In order to escape any doubts about how score values and rating are related the plot presented below is created.

dataset2 <- dataset %>% filter(location == "United States" | location == "Canada")
dataset2$mean_sc <- rowMeans(dataset2[,c(3:5, 7,10)], na.rm=TRUE)

p2 <- ggplot() +
  geom_point(data = dataset2, aes(x = rating, y = mean_sc), color = "steelblue") +
  theme(legend.position = "none", plot.title = element_text(hjust = 0.5)) +
  theme_light() +
  labs(xlab = "Rating", y = "Average Scores", title = "American & Canadian Universities: Mean Scores & Rating")
ggplotly(p2)

Let’s compute t-test to check whether values of rating distributed equally per countries (1 group - US & Canada, 2 group - the other countries).

dataset$country <- as.factor(dataset$country)
t.test(rating ~ country, data = dataset)
## 
##  Welch Two Sample t-test
## 
## data:  rating by country
## t = 9.5491, df = 253.12, p-value < 2.2e-16
## alternative hypothesis: true difference in means is not equal to 0
## 95 percent confidence interval:
##  1.132717 1.721327
## sample estimates:
## mean in group 0 mean in group 1 
##        0.198088       -1.228934

The null hypothesis is rejected (p-value < 0.05, means are not equal) that is why we can state that universities from one group is better than universities from another one.

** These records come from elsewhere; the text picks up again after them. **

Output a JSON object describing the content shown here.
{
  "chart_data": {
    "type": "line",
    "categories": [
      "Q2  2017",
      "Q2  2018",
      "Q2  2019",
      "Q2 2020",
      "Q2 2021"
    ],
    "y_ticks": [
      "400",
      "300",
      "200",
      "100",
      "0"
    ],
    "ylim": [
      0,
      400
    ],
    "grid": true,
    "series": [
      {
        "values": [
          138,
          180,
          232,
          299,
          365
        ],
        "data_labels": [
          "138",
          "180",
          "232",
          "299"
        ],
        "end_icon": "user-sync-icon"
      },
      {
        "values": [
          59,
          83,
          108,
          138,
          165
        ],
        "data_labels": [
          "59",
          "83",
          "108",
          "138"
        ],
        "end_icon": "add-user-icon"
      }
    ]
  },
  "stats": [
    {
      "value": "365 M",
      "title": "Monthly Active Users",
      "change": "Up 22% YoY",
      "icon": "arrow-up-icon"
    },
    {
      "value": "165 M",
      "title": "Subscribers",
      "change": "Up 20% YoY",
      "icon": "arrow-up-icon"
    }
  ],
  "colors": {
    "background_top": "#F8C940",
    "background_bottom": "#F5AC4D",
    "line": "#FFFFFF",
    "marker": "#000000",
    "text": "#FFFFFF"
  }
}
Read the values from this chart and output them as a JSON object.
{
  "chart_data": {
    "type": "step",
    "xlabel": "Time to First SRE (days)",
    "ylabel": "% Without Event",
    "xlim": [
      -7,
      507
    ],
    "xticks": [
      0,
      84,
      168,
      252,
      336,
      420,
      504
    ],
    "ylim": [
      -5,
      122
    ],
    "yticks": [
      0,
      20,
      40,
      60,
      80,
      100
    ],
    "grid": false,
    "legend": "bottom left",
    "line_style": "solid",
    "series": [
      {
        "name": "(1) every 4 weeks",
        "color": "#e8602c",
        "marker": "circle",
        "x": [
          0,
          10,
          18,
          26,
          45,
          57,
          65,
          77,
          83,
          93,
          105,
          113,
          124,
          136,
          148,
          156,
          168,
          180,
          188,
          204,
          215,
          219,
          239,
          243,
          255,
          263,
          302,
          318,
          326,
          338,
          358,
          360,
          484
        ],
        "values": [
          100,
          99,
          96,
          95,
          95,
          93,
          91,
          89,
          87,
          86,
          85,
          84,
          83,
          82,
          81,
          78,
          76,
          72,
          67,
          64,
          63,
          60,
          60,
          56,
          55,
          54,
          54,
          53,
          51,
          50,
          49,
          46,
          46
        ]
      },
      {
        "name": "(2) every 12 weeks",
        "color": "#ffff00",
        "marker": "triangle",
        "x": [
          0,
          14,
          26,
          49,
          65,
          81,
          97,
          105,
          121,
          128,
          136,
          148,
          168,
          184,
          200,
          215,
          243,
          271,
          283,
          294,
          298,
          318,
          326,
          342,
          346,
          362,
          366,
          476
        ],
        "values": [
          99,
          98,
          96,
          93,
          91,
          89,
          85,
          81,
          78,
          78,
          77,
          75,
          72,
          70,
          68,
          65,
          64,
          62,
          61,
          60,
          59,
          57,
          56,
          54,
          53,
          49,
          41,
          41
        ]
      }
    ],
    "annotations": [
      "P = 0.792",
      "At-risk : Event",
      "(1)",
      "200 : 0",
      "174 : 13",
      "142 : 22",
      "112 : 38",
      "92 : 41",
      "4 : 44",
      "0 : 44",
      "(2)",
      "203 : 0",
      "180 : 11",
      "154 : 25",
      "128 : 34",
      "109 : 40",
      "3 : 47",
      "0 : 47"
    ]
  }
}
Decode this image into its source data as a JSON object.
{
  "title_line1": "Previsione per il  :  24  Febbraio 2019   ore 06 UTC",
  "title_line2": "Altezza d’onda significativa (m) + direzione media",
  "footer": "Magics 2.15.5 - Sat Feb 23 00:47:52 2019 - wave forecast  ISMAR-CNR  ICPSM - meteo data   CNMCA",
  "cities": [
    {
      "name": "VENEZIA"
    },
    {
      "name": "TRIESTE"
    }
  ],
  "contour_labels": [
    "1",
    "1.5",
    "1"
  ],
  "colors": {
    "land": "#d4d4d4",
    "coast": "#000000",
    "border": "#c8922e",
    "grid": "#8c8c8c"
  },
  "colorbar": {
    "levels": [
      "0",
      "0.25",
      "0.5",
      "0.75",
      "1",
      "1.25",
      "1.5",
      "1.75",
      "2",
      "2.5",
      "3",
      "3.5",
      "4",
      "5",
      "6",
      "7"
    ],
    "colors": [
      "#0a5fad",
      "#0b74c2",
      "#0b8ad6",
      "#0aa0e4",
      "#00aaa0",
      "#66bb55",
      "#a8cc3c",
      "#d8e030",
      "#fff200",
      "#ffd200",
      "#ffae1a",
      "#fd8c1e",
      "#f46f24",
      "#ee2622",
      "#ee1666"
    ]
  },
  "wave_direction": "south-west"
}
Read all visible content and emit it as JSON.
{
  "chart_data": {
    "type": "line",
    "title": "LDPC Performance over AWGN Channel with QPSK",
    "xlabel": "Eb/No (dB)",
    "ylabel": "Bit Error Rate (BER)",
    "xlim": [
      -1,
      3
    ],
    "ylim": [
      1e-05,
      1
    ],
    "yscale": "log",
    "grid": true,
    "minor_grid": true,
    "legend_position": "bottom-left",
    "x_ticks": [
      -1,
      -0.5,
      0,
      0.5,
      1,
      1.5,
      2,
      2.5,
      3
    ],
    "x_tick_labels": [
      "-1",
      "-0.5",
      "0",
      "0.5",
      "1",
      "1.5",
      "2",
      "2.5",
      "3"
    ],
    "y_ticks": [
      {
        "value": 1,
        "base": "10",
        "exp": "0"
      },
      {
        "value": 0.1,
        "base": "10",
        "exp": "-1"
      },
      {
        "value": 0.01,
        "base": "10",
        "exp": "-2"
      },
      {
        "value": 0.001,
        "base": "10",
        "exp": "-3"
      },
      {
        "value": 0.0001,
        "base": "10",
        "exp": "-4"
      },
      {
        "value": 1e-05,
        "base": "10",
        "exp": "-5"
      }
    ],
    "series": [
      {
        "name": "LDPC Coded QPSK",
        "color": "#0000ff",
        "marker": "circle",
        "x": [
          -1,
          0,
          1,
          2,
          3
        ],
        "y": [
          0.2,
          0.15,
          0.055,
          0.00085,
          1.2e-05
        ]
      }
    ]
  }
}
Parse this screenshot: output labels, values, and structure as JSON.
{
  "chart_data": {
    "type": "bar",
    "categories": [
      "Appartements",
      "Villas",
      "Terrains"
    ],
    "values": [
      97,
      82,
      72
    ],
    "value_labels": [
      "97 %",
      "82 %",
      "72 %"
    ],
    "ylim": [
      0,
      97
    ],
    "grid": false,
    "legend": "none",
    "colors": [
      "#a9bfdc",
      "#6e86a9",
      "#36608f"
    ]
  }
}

In addition, we also can see how rating and gender gap variables are associated with each other.

p3 <- ggplot() +
  geom_point(data = dataset2, aes(x = rating, y = gender_gap), color = "steelblue") +
  theme(legend.position = "none", plot.title = element_text(hjust = 0.5)) +
  theme_light() +
  labs(xlab = "Rating", y = "Gender Gap Index", title = "How the First Two PCs are Related to Each Other") +
  theme(plot.title = element_text(hjust = 0.5))

ggplotly(p3)

Conclusion

In this project, conducted Principal Component Analysis allowed to reduce data dimensions (e.g., 5 variables were grouped into one and labeled as rating). Next, it is was revealed that the best universities are located in US and Canada in comparison with the rest countries all of which were combined in one group. The more detailed analysis would disclose more countries with best education systems in the future.